Our understanding of dietary health is constantly evolving. And what is healthy for people sometimes varies from individual to individual. These realities caution against rigid mandates and underscore the limits of government judgment in matters of personal nutrition.

Unnecessary restrictions on ingredients makes food more costly for everyone. Without uniform standards, food manufacturers are forced to cater their products to fit a hodge-podge of different state requirements. This makes it difficult to produce at scale, thus increasing the cost of producing the product. At a time when affordability is a top issue for voters, making their grocery bill more expensive is a mistake.

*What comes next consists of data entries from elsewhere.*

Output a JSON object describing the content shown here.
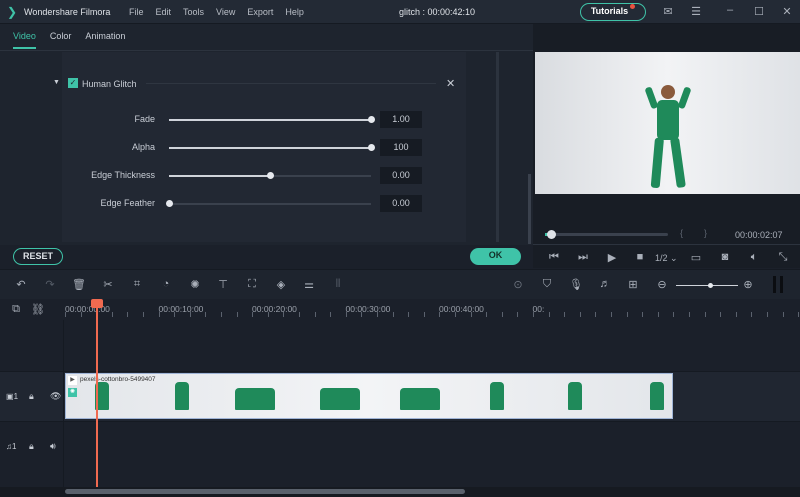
{
  "app": {
    "name": "Wondershare Filmora",
    "menu": [
      "File",
      "Edit",
      "Tools",
      "View",
      "Export",
      "Help"
    ],
    "project_title": "glitch : 00:00:42:10",
    "tutorials": "Tutorials"
  },
  "tabs": [
    "Video",
    "Color",
    "Animation"
  ],
  "effect": {
    "name": "Human Glitch",
    "params": [
      {
        "label": "Fade",
        "value": "1.00",
        "fraction": 1.0
      },
      {
        "label": "Alpha",
        "value": "100",
        "fraction": 1.0
      },
      {
        "label": "Edge Thickness",
        "value": "0.00",
        "fraction": 0.5
      },
      {
        "label": "Edge Feather",
        "value": "0.00",
        "fraction": 0.0
      }
    ]
  },
  "buttons": {
    "reset": "RESET",
    "ok": "OK"
  },
  "player": {
    "timecode": "00:00:02:07",
    "quality": "1/2",
    "progress": 0.05,
    "brackets": [
      "{",
      "}"
    ]
  },
  "ruler": [
    "00:00:00:00",
    "00:00:10:00",
    "00:00:20:00",
    "00:00:30:00",
    "00:00:40:00",
    "00:"
  ],
  "tracks": {
    "video_label": "1",
    "audio_label": "1",
    "clip_name": "pexels-cottonbro-5499407"
  }
}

Ingredient bans hurt innovation. When states prohibit ingredients that the federal government deemed safe, they discourage all investment. After all, why pour resources into developing a product that could be banned before it ever reaches consumers? This pushes research dollars overseas to countries with more stable regulatory environments. Given the growing demand for healthier alternatives, the next breakthrough in food technology could very well be a cleaner preservative, a naturally-derived additive with greater nutritional value, or a new precision-fermented ingredient. Innovation is key to developing a healthier food landscape… and innovation markets only work when the rules are clear.

Both manufacturers and consumers benefit from the science-driven, uniform standard for ingredient and label requirements outlined in the FRESH and Affordable Foods Act. Without a concrete standard, grocery costs will keep rising, access to healthy foods will drop, consumers will have less options, and investment dollars will move overseas.